Sosyal Fobi Nasıl Anlaşılır?
Utangaçlık ile karıştırılmaması gereken sosyal fobi, olaydan çok duygulara odaklanır. Utangaç bir kişi insanlardan aldıkları tepkiyi değerlendirerek olumsuz düşünce ve korkularına son verebilirken sosyal fobiye sahip bir kişi, meydana gelen durum veya olayın kendilerinde uyandırdığı duygulara odaklandığından böyle bir değerlendirme yapamaz. Ki zaten başkalarının tepki ve düşüncelerini almaktan çekinirler çünkü bunların yargılayıcı fikirler olması ihtimalinden korkarlar ve bunu tehdit edici olarak görürler. Yani sosyal fobinin varlığında korku kadar kaçınma da gözlenir. Sosyal fobinin ortaya çıkmasında aile içinde bu bozukluğa sahip birinin varlığı, beyindeki kimyasal bozukluklar(serotonin azlığı veya iletiminde bozukluk) rol oynayabildiği gibi belli bir olaydan sonra gün yüzüne çıkmış da olabilir.
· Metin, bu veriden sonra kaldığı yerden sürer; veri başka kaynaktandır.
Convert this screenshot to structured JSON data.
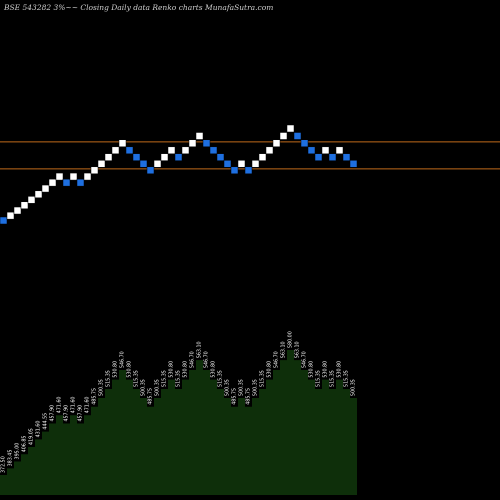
{
  "title": "BSE 543282  3%~~ Closing Daily data  Renko  charts MunafaSutra.com",
  "chart_data": {
    "type": "renko",
    "title": "BSE 543282  3%~~ Closing Daily data  Renko  charts MunafaSutra.com",
    "brick_size_pct": 3,
    "bricks": [
      {
        "dir": "down",
        "value": 372.5
      },
      {
        "dir": "up",
        "value": 383.45
      },
      {
        "dir": "up",
        "value": 395.0
      },
      {
        "dir": "up",
        "value": 406.85
      },
      {
        "dir": "up",
        "value": 419.05
      },
      {
        "dir": "up",
        "value": 431.6
      },
      {
        "dir": "up",
        "value": 444.55
      },
      {
        "dir": "up",
        "value": 457.9
      },
      {
        "dir": "up",
        "value": 471.6
      },
      {
        "dir": "down",
        "value": 457.9
      },
      {
        "dir": "up",
        "value": 471.6
      },
      {
        "dir": "down",
        "value": 457.9
      },
      {
        "dir": "up",
        "value": 471.6
      },
      {
        "dir": "up",
        "value": 485.75
      },
      {
        "dir": "up",
        "value": 500.35
      },
      {
        "dir": "up",
        "value": 515.35
      },
      {
        "dir": "up",
        "value": 530.8
      },
      {
        "dir": "up",
        "value": 546.7
      },
      {
        "dir": "down",
        "value": 530.8
      },
      {
        "dir": "down",
        "value": 515.35
      },
      {
        "dir": "down",
        "value": 500.35
      },
      {
        "dir": "down",
        "value": 485.75
      },
      {
        "dir": "up",
        "value": 500.35
      },
      {
        "dir": "up",
        "value": 515.35
      },
      {
        "dir": "up",
        "value": 530.8
      },
      {
        "dir": "down",
        "value": 515.35
      },
      {
        "dir": "up",
        "value": 530.8
      },
      {
        "dir": "up",
        "value": 546.7
      },
      {
        "dir": "up",
        "value": 563.1
      },
      {
        "dir": "down",
        "value": 546.7
      },
      {
        "dir": "down",
        "value": 530.8
      },
      {
        "dir": "down",
        "value": 515.35
      },
      {
        "dir": "down",
        "value": 500.35
      },
      {
        "dir": "down",
        "value": 485.75
      },
      {
        "dir": "up",
        "value": 500.35
      },
      {
        "dir": "down",
        "value": 485.75
      },
      {
        "dir": "up",
        "value": 500.35
      },
      {
        "dir": "up",
        "value": 515.35
      },
      {
        "dir": "up",
        "value": 530.8
      },
      {
        "dir": "up",
        "value": 546.7
      },
      {
        "dir": "up",
        "value": 563.1
      },
      {
        "dir": "up",
        "value": 580.0
      },
      {
        "dir": "down",
        "value": 563.1
      },
      {
        "dir": "down",
        "value": 546.7
      },
      {
        "dir": "down",
        "value": 530.8
      },
      {
        "dir": "down",
        "value": 515.35
      },
      {
        "dir": "up",
        "value": 530.8
      },
      {
        "dir": "down",
        "value": 515.35
      },
      {
        "dir": "up",
        "value": 530.8
      },
      {
        "dir": "down",
        "value": 515.35
      },
      {
        "dir": "down",
        "value": 500.35
      }
    ],
    "reference_lines": [
      546.7,
      485.75
    ],
    "labels": [
      "372.50",
      "383.45",
      "395.00",
      "406.85",
      "419.05",
      "431.60",
      "444.55",
      "457.90",
      "471.60",
      "457.90",
      "471.60",
      "457.90",
      "471.60",
      "485.75",
      "500.35",
      "515.35",
      "530.80",
      "546.70",
      "530.80",
      "515.35",
      "500.35",
      "485.75",
      "500.35",
      "515.35",
      "530.80",
      "515.35",
      "530.80",
      "546.70",
      "563.10",
      "546.70",
      "530.80",
      "515.35",
      "500.35",
      "485.75",
      "500.35",
      "485.75",
      "500.35",
      "515.35",
      "530.80",
      "546.70",
      "563.10",
      "580.00",
      "563.10",
      "546.70",
      "530.80",
      "515.35",
      "530.80",
      "515.35",
      "530.80",
      "515.35",
      "500.35"
    ],
    "colors": {
      "up": "#ffffff",
      "down": "#1e6fe0",
      "line": "#c06a1a",
      "area": "#0e2f0a",
      "background": "#000000"
    },
    "grid": false
  }
}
Çocukken arkadaşları tarafından alaya maruz kalan bir kişi, sosyal ortamlarda aşırı stres yaşayabilir ve bu stres uzun süreli olduğunda kimyasal dengesizliklere neden olur. Bunun yanında aşırı koruyucu ebeveyn faktörü de önemli bir etkendir. Sosyal ortamlardan uzak tutulan çocuk kendini ifade etmekte zorlanır ve sosyal becerilerinin gelişmesine ket vurulur. Bu kişilerde sosyal fobi görülme olasılığı diğer insanlara göre daha fazladır.
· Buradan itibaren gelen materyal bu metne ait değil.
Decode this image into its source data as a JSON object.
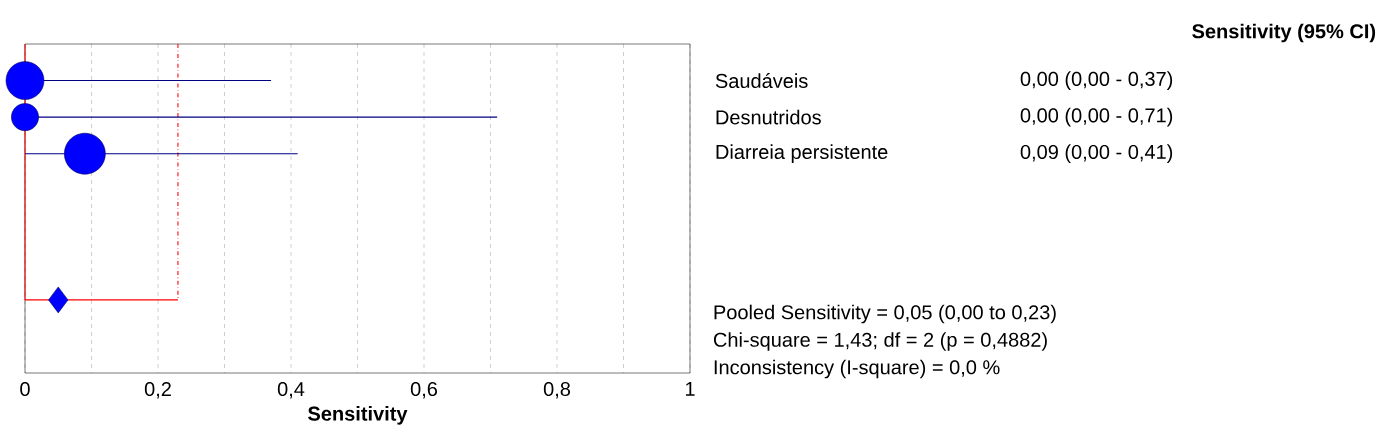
{
  "chart_data": {
    "type": "bubble",
    "orientation": "horizontal",
    "title": "Sensitivity (95% CI)",
    "xlabel": "Sensitivity",
    "categories": [
      "Saudáveis",
      "Desnutridos",
      "Diarreia persistente",
      null,
      null,
      null,
      null
    ],
    "series": [
      {
        "color": "#0000ff",
        "values": [
          0,
          0,
          0.09,
          null,
          null,
          null,
          null
        ],
        "sizes": [
          0.86,
          0.44,
          1,
          null,
          null,
          null,
          null
        ],
        "errors": [
          [
            0,
            0.37
          ],
          [
            0,
            0.71
          ],
          [
            0,
            0.41
          ],
          null,
          null,
          null,
          null
        ],
        "value_labels": [
          "0,00 (0,00 - 0,37)",
          "0,00 (0,00 - 0,71)",
          "0,09 (0,00 - 0,41)",
          null,
          null,
          null,
          null
        ]
      },
      {
        "type": "scatter",
        "marker": "diamond",
        "color": "#0000ff",
        "values": [
          null,
          null,
          null,
          null,
          null,
          null,
          0.05
        ],
        "errors": [
          null,
          null,
          null,
          null,
          null,
          null,
          [
            0,
            0.23
          ]
        ]
      }
    ],
    "xlim": [
      0,
      1
    ],
    "xticks": [
      0,
      {
        "value": 0.1,
        "label": null
      },
      {
        "value": 0.2,
        "label": "0,2"
      },
      {
        "value": 0.3,
        "label": null
      },
      {
        "value": 0.4,
        "label": "0,4"
      },
      {
        "value": 0.5,
        "label": null
      },
      {
        "value": 0.6,
        "label": "0,6"
      },
      {
        "value": 0.7,
        "label": null
      },
      {
        "value": 0.8,
        "label": "0,8"
      },
      {
        "value": 0.9,
        "label": null
      },
      1
    ],
    "grid": "x",
    "ref_lines": [
      {
        "axis": "x",
        "value": 0,
        "color": "#ff0000",
        "line_style": "solid"
      },
      {
        "axis": "x",
        "value": 0.23,
        "color": "#ff0000",
        "line_style": "dashed"
      }
    ],
    "annotations": [
      "Pooled Sensitivity = 0,05 (0,00 to 0,23)",
      "Chi-square = 1,43; df =  2 (p = 0,4882)",
      "Inconsistency (I-square) = 0,0 %"
    ]
  }
}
Sosyal Fobinin Tedavisi Mümkün Mü?
Sosyal fobi tedavisi mümkün olan bir kaygı bozukluğudur. Danışanın durumuna göre ilaç ve psikoterapi uygulamaları ile başarıya ulaşılabilir. İlaç tedavisinde bozukluğun kimyasal nedenlerinden olan serotonin azlığı veya bozukluğunu dengelemeye yönelik ilaçlardan destek alınır. Psikoterapide ise en yaygın kullanılan yöntem “Bilişsel Davranışçı Terapi”dir. Bu terapi ekolüne göre psikolojik rahatsızlıkların sebebi kişinin olumsuz düşünceleridir. Dolayısıyla bu terapinin amacı olumsuz düşünceleri tespit edip bunların duygularımızdaki etkisini görmek ve bu düşünceleri daha yapıcı olanlarla değiştirmektir. Düşüncelerin kontrolü ele alındığında duygular üzerindeki etkisini kontrol etmek de kolaylaşır. Online psikolog ile terapi alarak sosyal fobiden kurtulabilirsiniz. Bu ekolün davranışçı kısmı kişinin uyumsuz davranışları belirleyip çeşitli teknikler ile kişiye daha uyumlu davranışlar kazandırmayı hedeflerken bilişsel kısım ise kişide olumsuz duygular yaratan düşünceleri belirleyerek terapi teknikleri ile kişiye daha gerçekçi düşünme yetisi kazandırmayı amaçlar.